In addition to the cotton, tea, and other well-known commodities of the East India Company’s nineteenth-century cargoes, the company was also trading in serpents. These came in many patterns and several grades: venomous, harmless, common, rare. Once in London, the serpents would become, like cotton, a “raw” material for the production of British manufactures, the key ingredients for studies, publications, and exhibitions. Like tea, they were a foreign commodity destined for the booming domestic market in colonial groceries. But unlike cotton or tea, the Company's serpents would not immediately be sold onwards on the London exchanges. Instead, they would be separated out and stored in the cellars of the Company’s buildings in the City of London. From there, they might be sold, traded, or offered as gifts, but most likely they would enter the Company’s growing archive of the nature and industry of the Eastern world. In the basements and display rooms of Leadenhall Street, these snakes and lizards would join space with all kinds of flora, fauna, fossils, minerals, works of art, models, manuscripts, maps, etc. that formed the library and museum of the East India Company.

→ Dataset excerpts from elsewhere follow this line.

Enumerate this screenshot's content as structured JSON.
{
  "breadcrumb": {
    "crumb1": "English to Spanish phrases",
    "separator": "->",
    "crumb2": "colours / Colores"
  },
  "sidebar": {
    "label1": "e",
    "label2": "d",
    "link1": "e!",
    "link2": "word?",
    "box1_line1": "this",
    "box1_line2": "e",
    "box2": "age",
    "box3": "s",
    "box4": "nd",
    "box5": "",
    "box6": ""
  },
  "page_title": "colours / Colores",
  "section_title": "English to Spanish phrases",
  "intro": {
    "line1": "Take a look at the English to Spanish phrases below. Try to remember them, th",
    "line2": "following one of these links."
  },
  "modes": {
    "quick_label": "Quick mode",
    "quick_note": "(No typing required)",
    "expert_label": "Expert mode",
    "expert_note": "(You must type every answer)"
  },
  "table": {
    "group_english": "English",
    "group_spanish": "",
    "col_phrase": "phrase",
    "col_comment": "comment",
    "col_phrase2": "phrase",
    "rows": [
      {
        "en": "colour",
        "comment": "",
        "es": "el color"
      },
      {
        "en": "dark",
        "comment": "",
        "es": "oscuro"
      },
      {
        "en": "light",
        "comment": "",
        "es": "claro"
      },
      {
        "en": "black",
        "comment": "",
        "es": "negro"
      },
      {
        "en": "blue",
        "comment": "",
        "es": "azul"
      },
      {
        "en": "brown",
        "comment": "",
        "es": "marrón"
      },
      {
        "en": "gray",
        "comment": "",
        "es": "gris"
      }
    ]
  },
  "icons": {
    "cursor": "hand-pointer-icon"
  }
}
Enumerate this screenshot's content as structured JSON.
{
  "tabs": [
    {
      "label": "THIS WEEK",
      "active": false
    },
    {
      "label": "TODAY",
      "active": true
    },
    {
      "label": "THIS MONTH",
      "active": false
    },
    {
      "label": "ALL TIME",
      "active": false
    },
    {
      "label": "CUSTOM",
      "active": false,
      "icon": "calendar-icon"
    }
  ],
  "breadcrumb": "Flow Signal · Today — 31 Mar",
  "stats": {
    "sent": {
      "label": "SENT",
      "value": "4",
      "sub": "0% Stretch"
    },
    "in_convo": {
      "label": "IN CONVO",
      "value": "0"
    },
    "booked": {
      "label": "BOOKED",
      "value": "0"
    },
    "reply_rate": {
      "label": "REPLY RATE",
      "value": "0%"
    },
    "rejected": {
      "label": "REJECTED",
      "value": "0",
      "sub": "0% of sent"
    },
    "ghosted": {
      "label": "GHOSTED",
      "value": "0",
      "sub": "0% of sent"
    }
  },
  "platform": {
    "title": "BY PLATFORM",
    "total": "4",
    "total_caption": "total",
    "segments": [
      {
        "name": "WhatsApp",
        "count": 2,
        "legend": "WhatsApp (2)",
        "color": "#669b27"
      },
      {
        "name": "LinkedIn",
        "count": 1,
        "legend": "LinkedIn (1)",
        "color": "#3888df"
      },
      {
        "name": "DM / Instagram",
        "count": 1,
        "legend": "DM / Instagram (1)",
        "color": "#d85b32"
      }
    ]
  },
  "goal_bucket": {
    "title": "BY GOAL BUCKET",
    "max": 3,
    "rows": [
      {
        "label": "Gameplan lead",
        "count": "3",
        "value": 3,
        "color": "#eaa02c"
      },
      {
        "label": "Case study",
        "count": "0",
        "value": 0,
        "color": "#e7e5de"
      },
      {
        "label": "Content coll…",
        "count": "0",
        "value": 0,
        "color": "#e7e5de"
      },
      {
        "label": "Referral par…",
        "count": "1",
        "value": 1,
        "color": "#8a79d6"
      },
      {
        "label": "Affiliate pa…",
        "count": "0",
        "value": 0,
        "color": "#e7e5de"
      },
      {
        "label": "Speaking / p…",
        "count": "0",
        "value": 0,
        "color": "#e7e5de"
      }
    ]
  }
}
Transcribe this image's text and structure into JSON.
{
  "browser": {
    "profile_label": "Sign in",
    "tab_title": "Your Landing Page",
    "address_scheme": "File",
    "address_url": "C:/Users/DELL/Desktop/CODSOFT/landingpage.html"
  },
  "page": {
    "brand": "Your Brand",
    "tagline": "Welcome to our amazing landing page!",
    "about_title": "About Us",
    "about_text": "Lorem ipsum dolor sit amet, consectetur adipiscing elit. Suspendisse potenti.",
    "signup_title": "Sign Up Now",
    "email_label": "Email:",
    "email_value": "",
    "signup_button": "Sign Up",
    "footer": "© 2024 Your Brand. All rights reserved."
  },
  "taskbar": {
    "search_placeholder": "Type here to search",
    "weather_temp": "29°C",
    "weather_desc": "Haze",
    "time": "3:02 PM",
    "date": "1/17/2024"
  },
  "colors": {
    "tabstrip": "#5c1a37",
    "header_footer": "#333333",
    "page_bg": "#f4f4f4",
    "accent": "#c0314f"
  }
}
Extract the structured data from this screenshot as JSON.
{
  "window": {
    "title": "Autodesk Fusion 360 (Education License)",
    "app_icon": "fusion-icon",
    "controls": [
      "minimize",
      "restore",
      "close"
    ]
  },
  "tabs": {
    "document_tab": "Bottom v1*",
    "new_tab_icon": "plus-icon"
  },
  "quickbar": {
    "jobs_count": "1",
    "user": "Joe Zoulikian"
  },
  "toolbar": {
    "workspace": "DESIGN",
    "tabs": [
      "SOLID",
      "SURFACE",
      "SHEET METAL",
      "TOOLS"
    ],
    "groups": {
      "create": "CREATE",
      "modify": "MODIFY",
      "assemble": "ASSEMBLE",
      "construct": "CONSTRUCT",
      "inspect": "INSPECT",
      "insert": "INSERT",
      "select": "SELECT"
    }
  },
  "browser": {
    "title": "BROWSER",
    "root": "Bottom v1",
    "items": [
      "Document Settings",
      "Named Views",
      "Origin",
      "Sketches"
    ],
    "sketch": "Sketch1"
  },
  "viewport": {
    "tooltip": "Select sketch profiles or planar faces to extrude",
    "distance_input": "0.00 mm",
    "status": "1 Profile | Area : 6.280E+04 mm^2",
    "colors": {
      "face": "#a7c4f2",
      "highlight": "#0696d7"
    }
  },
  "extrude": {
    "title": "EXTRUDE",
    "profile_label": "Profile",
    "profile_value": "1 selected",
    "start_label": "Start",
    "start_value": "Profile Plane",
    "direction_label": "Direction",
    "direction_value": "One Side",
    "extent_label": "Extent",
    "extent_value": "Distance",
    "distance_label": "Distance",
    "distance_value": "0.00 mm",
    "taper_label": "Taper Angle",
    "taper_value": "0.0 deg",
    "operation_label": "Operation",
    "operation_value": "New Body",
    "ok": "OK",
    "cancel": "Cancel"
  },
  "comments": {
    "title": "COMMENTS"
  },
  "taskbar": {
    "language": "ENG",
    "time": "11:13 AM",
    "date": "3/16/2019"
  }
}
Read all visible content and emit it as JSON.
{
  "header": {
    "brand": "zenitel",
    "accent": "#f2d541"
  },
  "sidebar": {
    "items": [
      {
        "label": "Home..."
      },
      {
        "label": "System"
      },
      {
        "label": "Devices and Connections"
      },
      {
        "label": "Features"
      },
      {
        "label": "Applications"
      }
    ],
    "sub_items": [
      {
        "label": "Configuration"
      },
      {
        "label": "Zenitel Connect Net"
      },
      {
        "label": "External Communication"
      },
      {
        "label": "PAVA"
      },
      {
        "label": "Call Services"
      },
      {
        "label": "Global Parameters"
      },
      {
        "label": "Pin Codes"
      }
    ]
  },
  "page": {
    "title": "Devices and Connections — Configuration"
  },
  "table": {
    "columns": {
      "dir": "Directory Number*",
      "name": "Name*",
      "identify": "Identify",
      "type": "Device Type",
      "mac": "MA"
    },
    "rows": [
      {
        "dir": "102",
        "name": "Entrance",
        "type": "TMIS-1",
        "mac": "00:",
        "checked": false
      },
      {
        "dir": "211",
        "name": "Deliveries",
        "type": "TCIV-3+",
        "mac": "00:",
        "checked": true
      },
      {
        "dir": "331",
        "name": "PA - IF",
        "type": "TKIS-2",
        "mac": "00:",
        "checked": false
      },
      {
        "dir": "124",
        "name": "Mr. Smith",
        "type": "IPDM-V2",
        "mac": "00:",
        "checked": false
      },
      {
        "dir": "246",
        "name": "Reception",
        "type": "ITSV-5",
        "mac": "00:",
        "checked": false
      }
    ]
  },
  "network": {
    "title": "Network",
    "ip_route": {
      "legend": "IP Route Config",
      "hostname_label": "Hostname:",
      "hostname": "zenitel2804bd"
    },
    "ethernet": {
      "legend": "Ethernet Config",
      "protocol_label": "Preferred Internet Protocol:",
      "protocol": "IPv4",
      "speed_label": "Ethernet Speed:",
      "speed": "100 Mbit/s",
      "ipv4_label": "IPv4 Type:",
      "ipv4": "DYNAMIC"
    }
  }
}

Though now largely forgotten, in its most active years between c. 1820–70 the library and museum of the East India Company amassed one the most extensive collections on the natural history, arts and sciences of Asia in Europe. In this project, the case of the East India Company’s collections were brought to bear on our understanding of “state science” in imperial Britain. Imperial institutions such as the East India Company and the Admiralty were fundamental to the communication and information infrastructures upon which scientific practice then depended. In what ways did this matter to the making of British science? Through a materially-focused study of the Company’s archives of the East—why they grew, what they contained, how they were used—this project aimed to produce some concrete answers to that question. Such answers were hoped to contribute to a better understanding of how the radical changes within scientific practice in the nineteenth century were (and were not) co-productions of the equally volatile imperial state.
"The Company's Serpents" is part of a larger project, “Archiving the Globe: Maritime Imperialism and Scientific Practice in Nineteenth-Century Britain,” which is funded by a Sackler-Caird fellowship from the National Maritime Museum London.